Fortunately, the film is good enough to bear up to repeat viewings. And it does one brilliant, little snarky thing: It co-opts a 70's rock-ballad to make fun of most cartoons' tendencies to end with a heart-felt song. It's hilarious.
Dr. Seuss was not only employed to help kids read, he wrote his stories to make kids think. "Horton Hears a Who" written as a plea for tolerance in an intolerant time,***** and its message "A person's a person no matter how small" has been co-opted by the anti-abortion crowd--Mrs. Dr. Seuss was quite miffed when the premiere was disrupted by chanting protesters, whereas the good Dr. would have tried to kick their collective asses (he threatened to sue one group for using the quote on their stationary)--and this movie is full of messages for all to read into. There's a climate change theme, there's the intolerance theme, there's the "be-yourself" theme, the "tyranny of the mob" theme, the impotent figurehead-non-democratic council-strength in numbers democracy theme, the "make yourself heard" theme, and the fact the mayor has 97 children (96 girls and 1 boy) and uses a timer to allocate only so many seconds of attention to each should say something to somebody.

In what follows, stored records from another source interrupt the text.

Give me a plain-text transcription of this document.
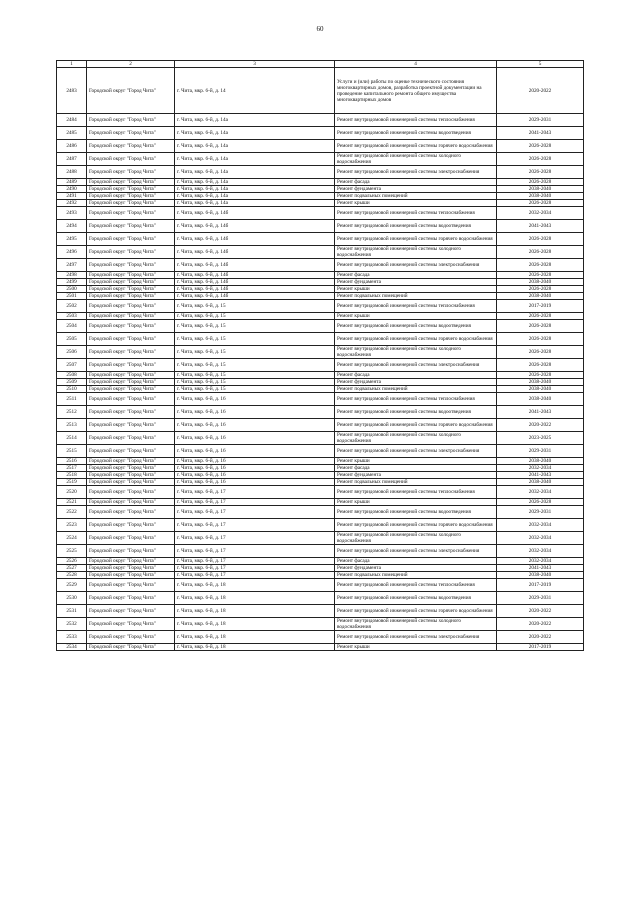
60
1	2	3	4	5
2483	Городской округ "Город Чита"	г. Чита, мкр. 6-й, д. 14	Услуги и (или) работы по оценке технического состояния многоквартирных домов, разработка проектной документации на проведение капитального ремонта общего имущества многоквартирных домов	2020-2022
2484	Городской округ "Город Чита"	г. Чита, мкр. 6-й, д. 14а	Ремонт внутридомовой инженерной системы теплоснабжения	2029-2031
2485	Городской округ "Город Чита"	г. Чита, мкр. 6-й, д. 14а	Ремонт внутридомовой инженерной системы водоотведения	2041-2043
2486	Городской округ "Город Чита"	г. Чита, мкр. 6-й, д. 14а	Ремонт внутридомовой инженерной системы горячего водоснабжения	2026-2028
2487	Городской округ "Город Чита"	г. Чита, мкр. 6-й, д. 14а	Ремонт внутридомовой инженерной системы холодного водоснабжения	2026-2028
2488	Городской округ "Город Чита"	г. Чита, мкр. 6-й, д. 14а	Ремонт внутридомовой инженерной системы электроснабжения	2026-2028
2489	Городской округ "Город Чита"	г. Чита, мкр. 6-й, д. 14а	Ремонт фасада	2026-2028
2490	Городской округ "Город Чита"	г. Чита, мкр. 6-й, д. 14а	Ремонт фундамента	2038-2040
2491	Городской округ "Город Чита"	г. Чита, мкр. 6-й, д. 14а	Ремонт подвальных помещений	2038-2040
2492	Городской округ "Город Чита"	г. Чита, мкр. 6-й, д. 14а	Ремонт крыши	2026-2028
2493	Городской округ "Город Чита"	г. Чита, мкр. 6-й, д. 14б	Ремонт внутридомовой инженерной системы теплоснабжения	2032-2034
2494	Городской округ "Город Чита"	г. Чита, мкр. 6-й, д. 14б	Ремонт внутридомовой инженерной системы водоотведения	2041-2043
2495	Городской округ "Город Чита"	г. Чита, мкр. 6-й, д. 14б	Ремонт внутридомовой инженерной системы горячего водоснабжения	2026-2028
2496	Городской округ "Город Чита"	г. Чита, мкр. 6-й, д. 14б	Ремонт внутридомовой инженерной системы холодного водоснабжения	2026-2028
2497	Городской округ "Город Чита"	г. Чита, мкр. 6-й, д. 14б	Ремонт внутридомовой инженерной системы электроснабжения	2026-2028
2498	Городской округ "Город Чита"	г. Чита, мкр. 6-й, д. 14б	Ремонт фасада	2026-2028
2499	Городской округ "Город Чита"	г. Чита, мкр. 6-й, д. 14б	Ремонт фундамента	2038-2040
2500	Городской округ "Город Чита"	г. Чита, мкр. 6-й, д. 14б	Ремонт крыши	2026-2028
2501	Городской округ "Город Чита"	г. Чита, мкр. 6-й, д. 14б	Ремонт подвальных помещений	2038-2040
2502	Городской округ "Город Чита"	г. Чита, мкр. 6-й, д. 15	Ремонт внутридомовой инженерной системы теплоснабжения	2017-2019
2503	Городской округ "Город Чита"	г. Чита, мкр. 6-й, д. 15	Ремонт крыши	2026-2028
2504	Городской округ "Город Чита"	г. Чита, мкр. 6-й, д. 15	Ремонт внутридомовой инженерной системы водоотведения	2026-2028
2505	Городской округ "Город Чита"	г. Чита, мкр. 6-й, д. 15	Ремонт внутридомовой инженерной системы горячего водоснабжения	2026-2028
2506	Городской округ "Город Чита"	г. Чита, мкр. 6-й, д. 15	Ремонт внутридомовой инженерной системы холодного водоснабжения	2026-2028
2507	Городской округ "Город Чита"	г. Чита, мкр. 6-й, д. 15	Ремонт внутридомовой инженерной системы электроснабжения	2026-2028
2508	Городской округ "Город Чита"	г. Чита, мкр. 6-й, д. 15	Ремонт фасада	2026-2028
2509	Городской округ "Город Чита"	г. Чита, мкр. 6-й, д. 15	Ремонт фундамента	2038-2040
2510	Городской округ "Город Чита"	г. Чита, мкр. 6-й, д. 15	Ремонт подвальных помещений	2038-2040
2511	Городской округ "Город Чита"	г. Чита, мкр. 6-й, д. 16	Ремонт внутридомовой инженерной системы теплоснабжения	2038-2040
2512	Городской округ "Город Чита"	г. Чита, мкр. 6-й, д. 16	Ремонт внутридомовой инженерной системы водоотведения	2041-2043
2513	Городской округ "Город Чита"	г. Чита, мкр. 6-й, д. 16	Ремонт внутридомовой инженерной системы горячего водоснабжения	2020-2022
2514	Городской округ "Город Чита"	г. Чита, мкр. 6-й, д. 16	Ремонт внутридомовой инженерной системы холодного водоснабжения	2023-2025
2515	Городской округ "Город Чита"	г. Чита, мкр. 6-й, д. 16	Ремонт внутридомовой инженерной системы электроснабжения	2029-2031
2516	Городской округ "Город Чита"	г. Чита, мкр. 6-й, д. 16	Ремонт крыши	2038-2040
2517	Городской округ "Город Чита"	г. Чита, мкр. 6-й, д. 16	Ремонт фасада	2032-2034
2518	Городской округ "Город Чита"	г. Чита, мкр. 6-й, д. 16	Ремонт фундамента	2041-2043
2519	Городской округ "Город Чита"	г. Чита, мкр. 6-й, д. 16	Ремонт подвальных помещений	2038-2040
2520	Городской округ "Город Чита"	г. Чита, мкр. 6-й, д. 17	Ремонт внутридомовой инженерной системы теплоснабжения	2032-2034
2521	Городской округ "Город Чита"	г. Чита, мкр. 6-й, д. 17	Ремонт крыши	2026-2028
2522	Городской округ "Город Чита"	г. Чита, мкр. 6-й, д. 17	Ремонт внутридомовой инженерной системы водоотведения	2029-2031
2523	Городской округ "Город Чита"	г. Чита, мкр. 6-й, д. 17	Ремонт внутридомовой инженерной системы горячего водоснабжения	2032-2034
2524	Городской округ "Город Чита"	г. Чита, мкр. 6-й, д. 17	Ремонт внутридомовой инженерной системы холодного водоснабжения	2032-2034
2525	Городской округ "Город Чита"	г. Чита, мкр. 6-й, д. 17	Ремонт внутридомовой инженерной системы электроснабжения	2032-2034
2526	Городской округ "Город Чита"	г. Чита, мкр. 6-й, д. 17	Ремонт фасада	2032-2034
2527	Городской округ "Город Чита"	г. Чита, мкр. 6-й, д. 17	Ремонт фундамента	2041-2043
2528	Городской округ "Город Чита"	г. Чита, мкр. 6-й, д. 17	Ремонт подвальных помещений	2038-2040
2529	Городской округ "Город Чита"	г. Чита, мкр. 6-й, д. 18	Ремонт внутридомовой инженерной системы теплоснабжения	2017-2019
2530	Городской округ "Город Чита"	г. Чита, мкр. 6-й, д. 18	Ремонт внутридомовой инженерной системы водоотведения	2029-2031
2531	Городской округ "Город Чита"	г. Чита, мкр. 6-й, д. 18	Ремонт внутридомовой инженерной системы горячего водоснабжения	2020-2022
2532	Городской округ "Город Чита"	г. Чита, мкр. 6-й, д. 18	Ремонт внутридомовой инженерной системы холодного водоснабжения	2020-2022
2533	Городской округ "Город Чита"	г. Чита, мкр. 6-й, д. 18	Ремонт внутридомовой инженерной системы электроснабжения	2020-2022
2534	Городской округ "Город Чита"	г. Чита, мкр. 6-й, д. 18	Ремонт крыши	2017-2019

It tends to put a fuzzy edge to "I meant what I said, and I said what I meant"
But "Horton Hears a Who" is faithful. Almost 100%
"Horton Hears a Who" is a full-price ticket. See it in a theater. Really.
* Well, not really, but I've always wanted to write that, seeing as how so many "chat-room fan-boys" out there have written the phrase every time somebody has done something that doesn't fit into their limited "world-view." It's the semi-adult version of stamping your little foot. Frankly, I'd rather they held their breath.
**We won't see anything done with Private Snafu--with which he collaborated with the Termite Terrace crowd--that would make an interesting law-suit if Warner Brothers decided to cash in on the Seuss name--or some of his more racy material.
*** Even before the Chuck Jones-produced "The Grinch Who Stole Christmas" or the original cartoon version of "Horton Hears a Who," Geisel worked with Bob Clampett and Warner Brothers to make a short of "Horton Hatches an Egg" 1n 1942.
**** Jimmy Hayward, who along with Steve Martino, directed "Horton..." was a Pixar animator. It's their first feature...well done.
***** Geisel was a leftist--but his buzzard Vlad Vladikoff, is surely Soviet-based, and, supposedly the Wikersham Brothers --the ape-boys (who are animated splendidly in this) are based on Sen. Joseph McCarthy.